Geneon released two Maniac CDs for Koharu Biyori. The first CD, Koharu Biyori Maniacs CD 1 was released on December 21, 2007. The second CD, Koharu Biyori Maniacs CD 2 was released on February 22, 2008. The songs are sung by the voice actors/actresses of the characters.

==Reception==
Mania.com's Eduardo M. Chavez criticised the manga for having "no plot" and a cast that "lacks personality". He also criticized the manga for the overuse of the moe anthropomorphism. Liann Cooper from Anime News Network criticises the manga for having "no plot" and that the manga's "illustrations look like sloppy sketches". Anime Fringe's Janet Crooker classifies the manga as a Chobits parody.
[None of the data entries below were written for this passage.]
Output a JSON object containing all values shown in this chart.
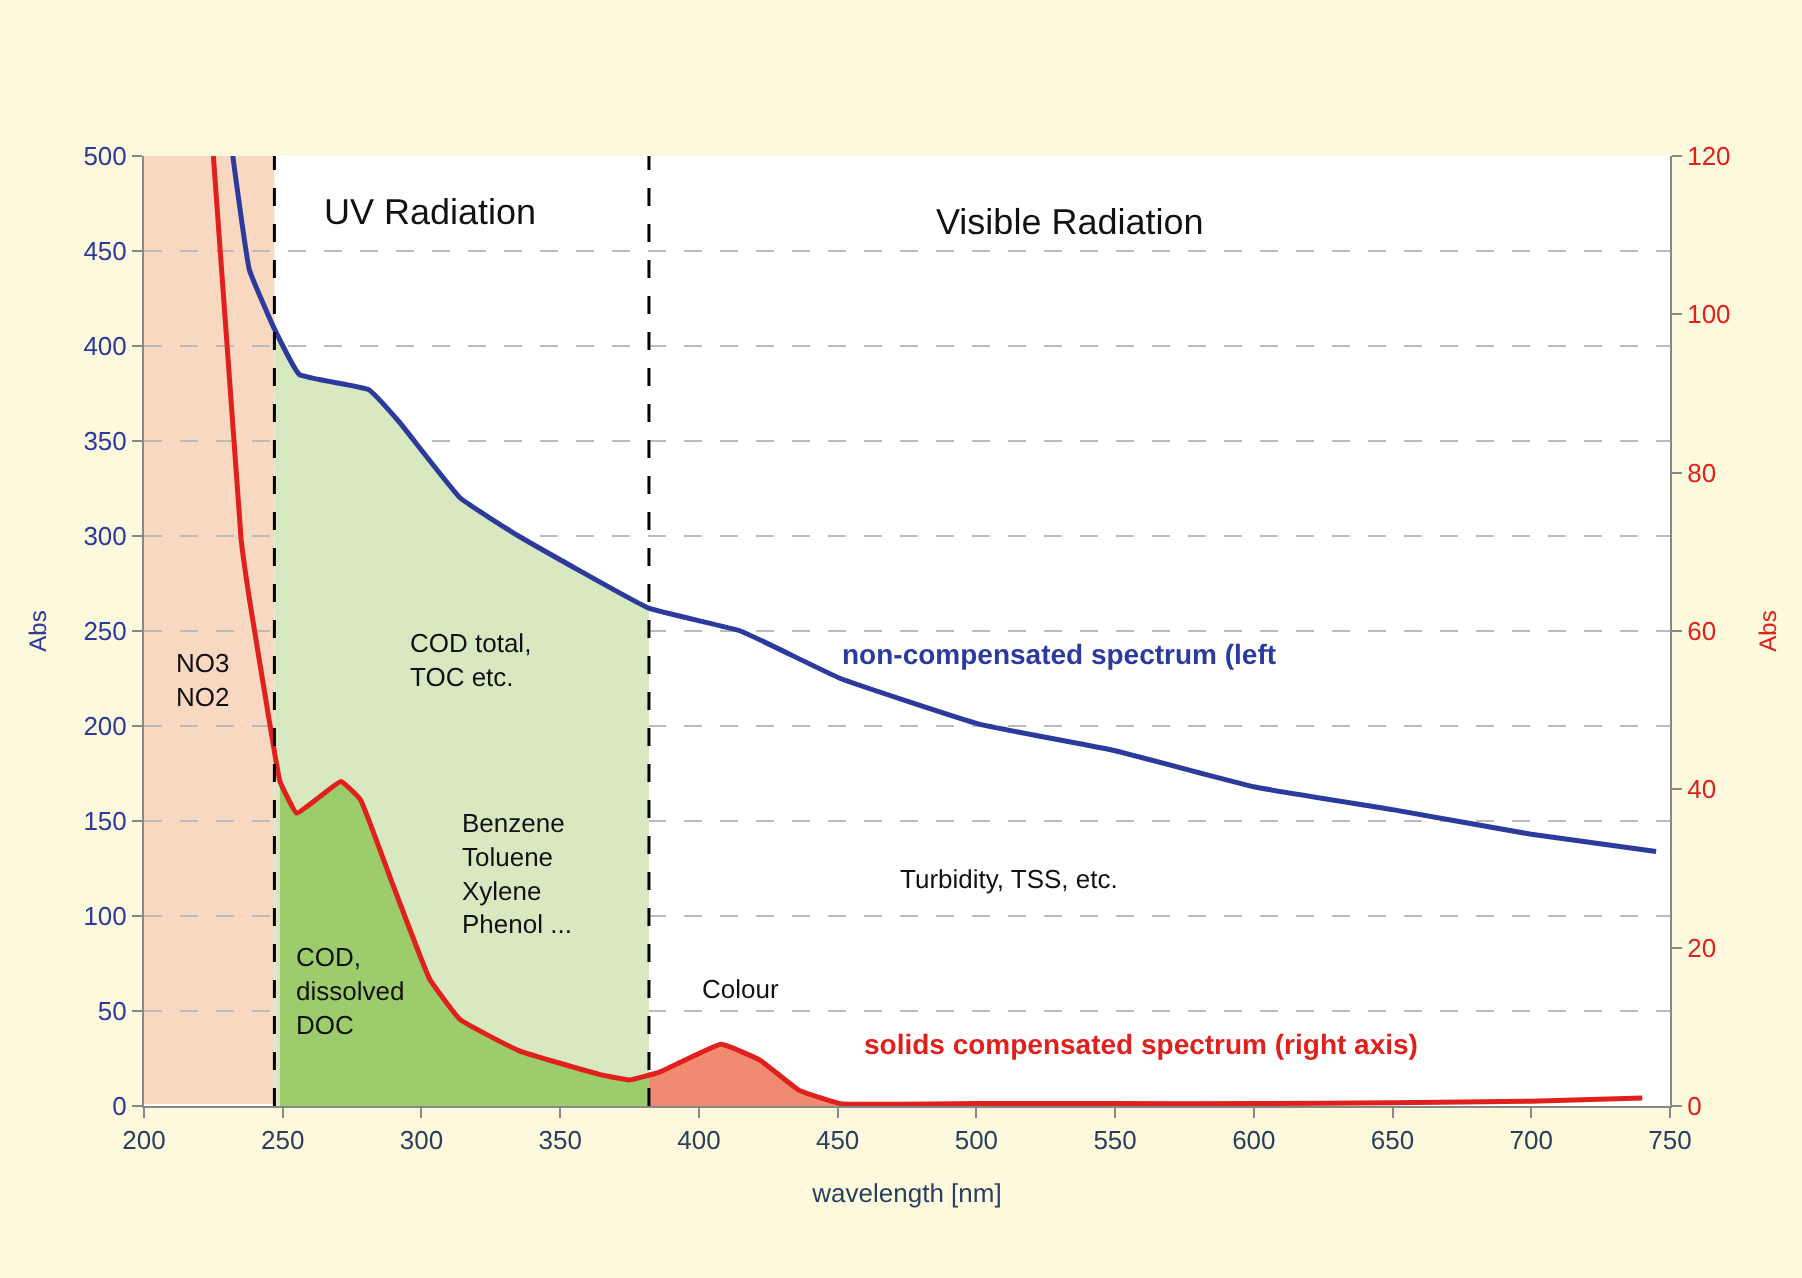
{
  "chart_data": {
    "type": "line",
    "xlabel": "wavelength [nm]",
    "ylabel": "Abs",
    "y2label": "Abs",
    "xlim": [
      200,
      750
    ],
    "xticks": [
      200,
      250,
      300,
      350,
      400,
      450,
      500,
      550,
      600,
      650,
      700,
      750
    ],
    "ylim": [
      0,
      500
    ],
    "yticks": [
      0,
      50,
      100,
      150,
      200,
      250,
      300,
      350,
      400,
      450,
      500
    ],
    "y2lim": [
      0,
      120
    ],
    "y2ticks": [
      0,
      20,
      40,
      60,
      80,
      100,
      120
    ],
    "grid": "y",
    "legend": false,
    "marker": "none",
    "series": [
      {
        "type": "area",
        "color": "#d8e8c0",
        "x": [
          247,
          256,
          281,
          292,
          314,
          335,
          382
        ],
        "values": [
          409,
          385,
          377,
          360,
          320,
          300,
          262
        ]
      },
      {
        "type": "area",
        "axis": "y2",
        "color": "#9ccc6c",
        "x": [
          249,
          255,
          262,
          271,
          278,
          289,
          303,
          314,
          335,
          364,
          375,
          382
        ],
        "values": [
          41,
          37,
          38.7,
          41,
          38.7,
          28.6,
          16,
          10.9,
          7,
          4,
          3.3,
          3.8
        ]
      },
      {
        "type": "area",
        "axis": "y2",
        "color": "#f08a70",
        "x": [
          382,
          386,
          408,
          422,
          436,
          451
        ],
        "values": [
          3.8,
          4.3,
          7.8,
          5.8,
          2,
          0.3
        ]
      },
      {
        "name": "non-compensated spectrum (left",
        "color": "#2b3a9c",
        "x": [
          232,
          238,
          247,
          256,
          281,
          292,
          314,
          335,
          382,
          415,
          451,
          501,
          550,
          600,
          650,
          700,
          745
        ],
        "values": [
          500,
          440,
          409,
          385,
          377,
          360,
          320,
          300,
          262,
          250,
          225,
          201,
          187,
          168,
          156,
          143,
          134
        ]
      },
      {
        "name": "solids compensated spectrum (right axis)",
        "axis": "y2",
        "color": "#e0201c",
        "x": [
          225,
          235,
          238,
          245,
          249,
          255,
          262,
          271,
          278,
          289,
          303,
          314,
          335,
          364,
          375,
          386,
          408,
          422,
          436,
          451,
          500,
          550,
          600,
          650,
          700,
          740
        ],
        "values": [
          120,
          71.6,
          64,
          49,
          41,
          37,
          38.7,
          41,
          38.7,
          28.6,
          16,
          10.9,
          7,
          4,
          3.3,
          4.3,
          7.8,
          5.8,
          2,
          0.3,
          0.3,
          0.3,
          0.3,
          0.4,
          0.6,
          1
        ]
      }
    ],
    "bands": [
      {
        "axis": "x",
        "from": 200,
        "to": 247,
        "color": "#f8d8c0"
      }
    ],
    "ref_lines": [
      {
        "axis": "x",
        "value": 247,
        "line_style": "dashed",
        "color": "#000000"
      },
      {
        "axis": "x",
        "value": 382,
        "line_style": "dashed",
        "color": "#000000"
      }
    ],
    "annotations": [
      "UV Radiation",
      "Visible Radiation",
      "NO3\nNO2",
      "COD total,\nTOC etc.",
      "Benzene\nToluene\nXylene\nPhenol ...",
      "COD,\ndissolved\nDOC",
      "Colour",
      "Turbidity, TSS, etc."
    ]
  }
}
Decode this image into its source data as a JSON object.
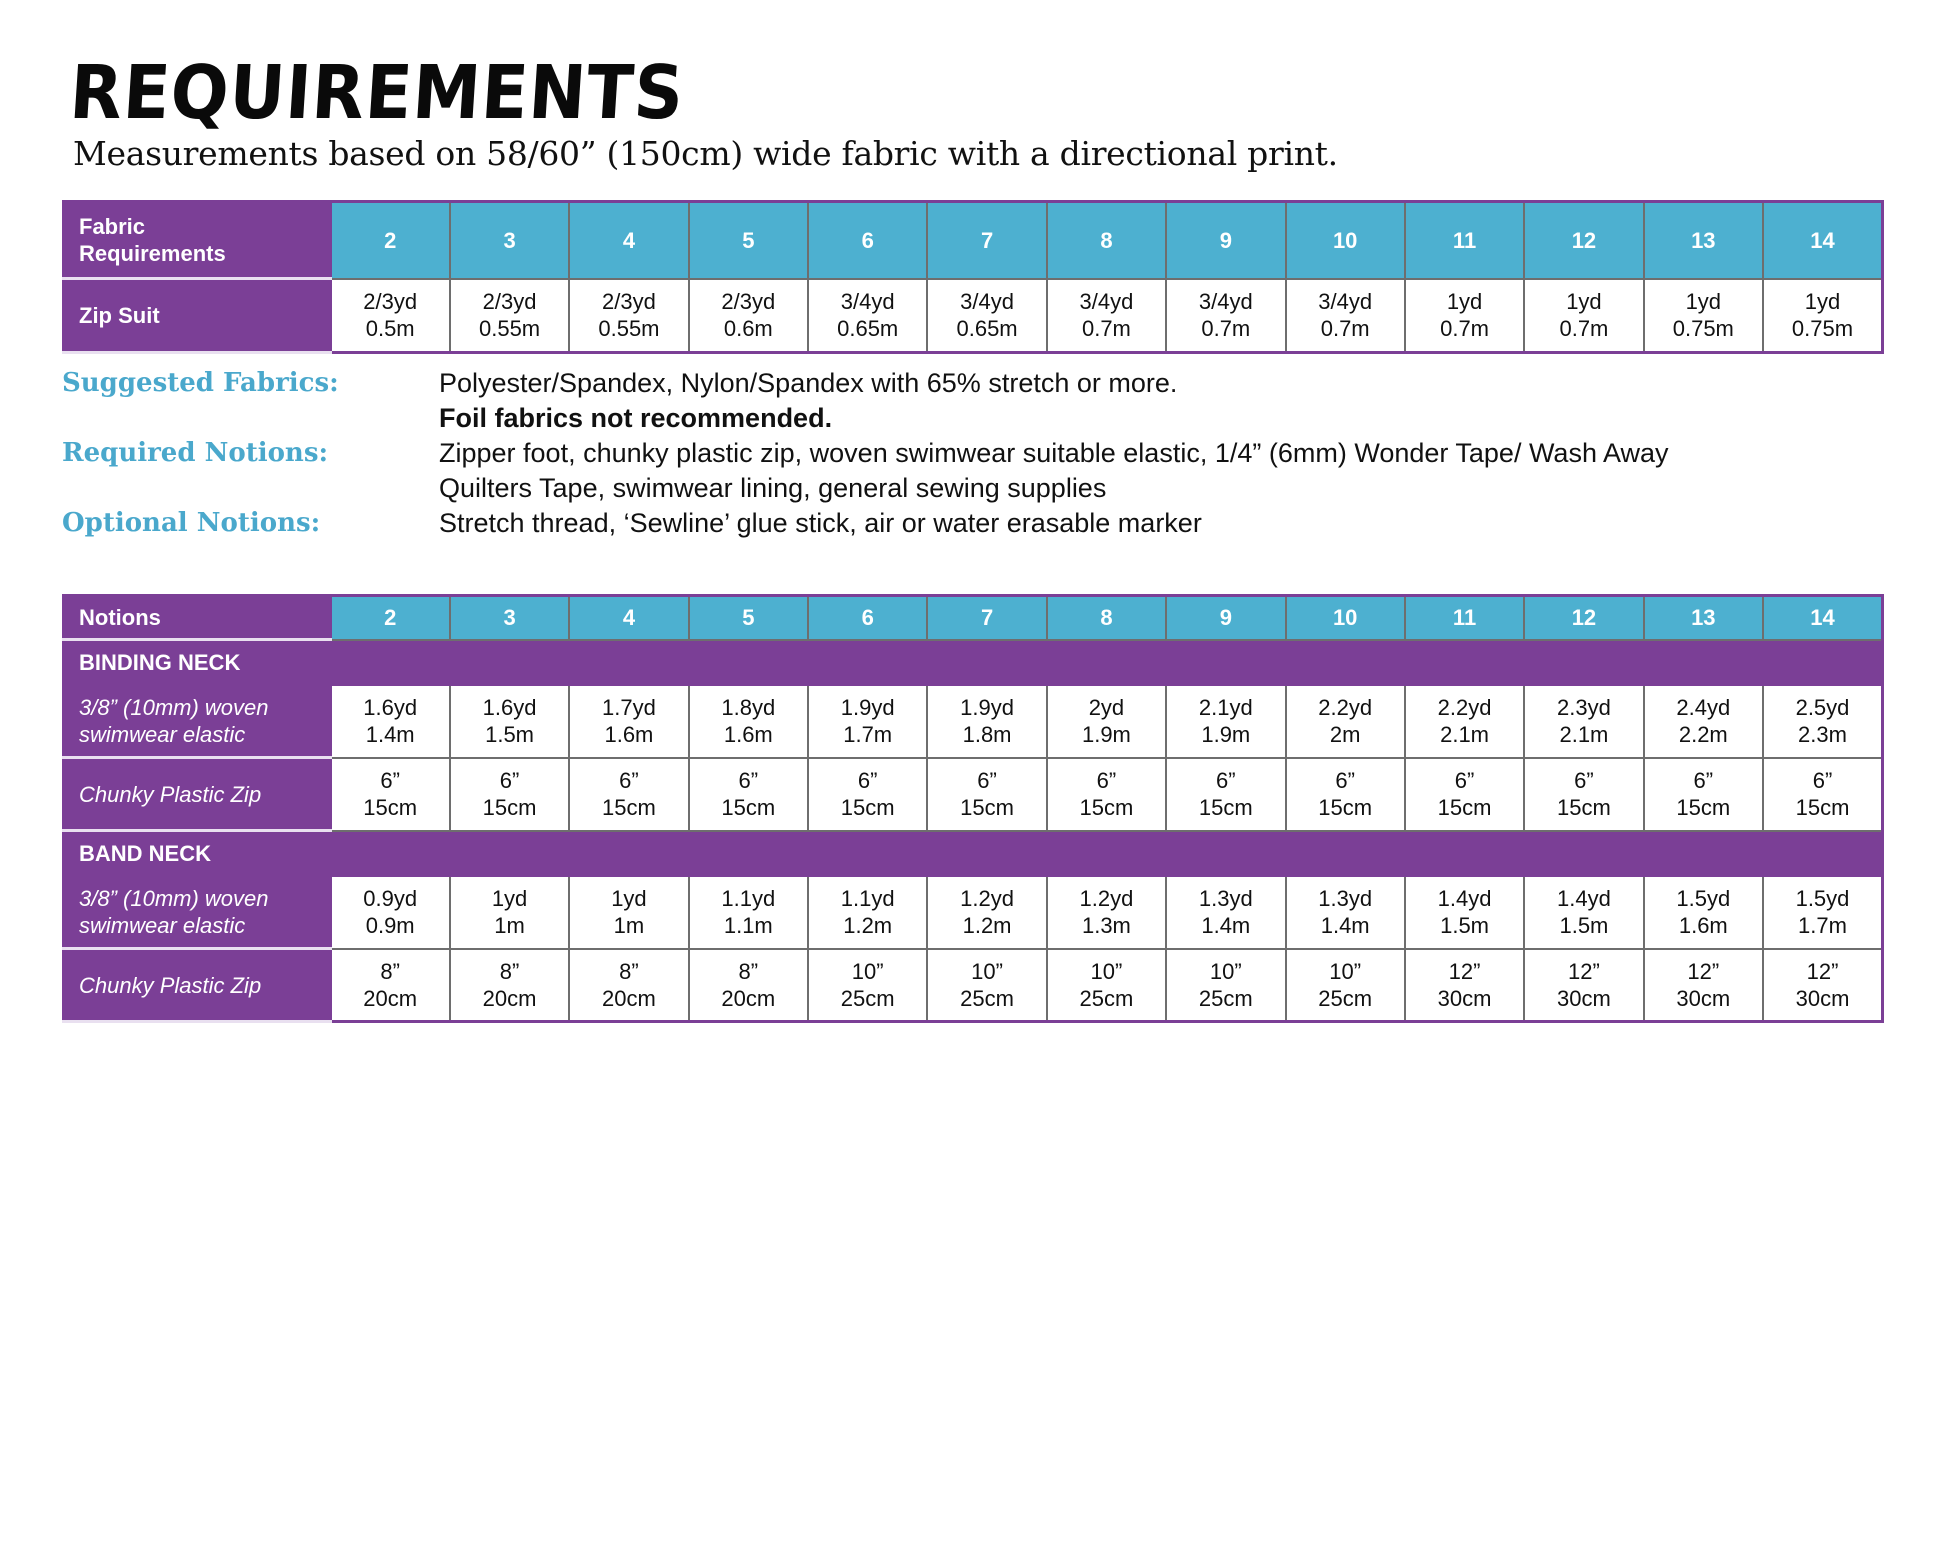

This manga was the material for me. The artwork really doesn't stand out, neither does the dialogue. I think I would have enjoyed it more as a monthly strip, as when condensed, Indian Summer really has no plot progression. It's just a series of episodes where wacky situations happen and panties are shown.
— Janet Crooker, Anime Fringe

Mania.com's Chris Beveridge commends the OVAs for its "character designs are good, the fanservice just right and it plays things at a slightly different angle because of the androids and the lack of a real crush/interest in the main characters". THEM Anime's Carlos Ross criticises the OVA for "very juvenile" writing and further comments that the OVA "is not a cleanly or adroitly written work in regards to pacing". He also criticises the "very abrupt, kludgy transitions (particularly between episodes two and three) that seem to come clean out of left field".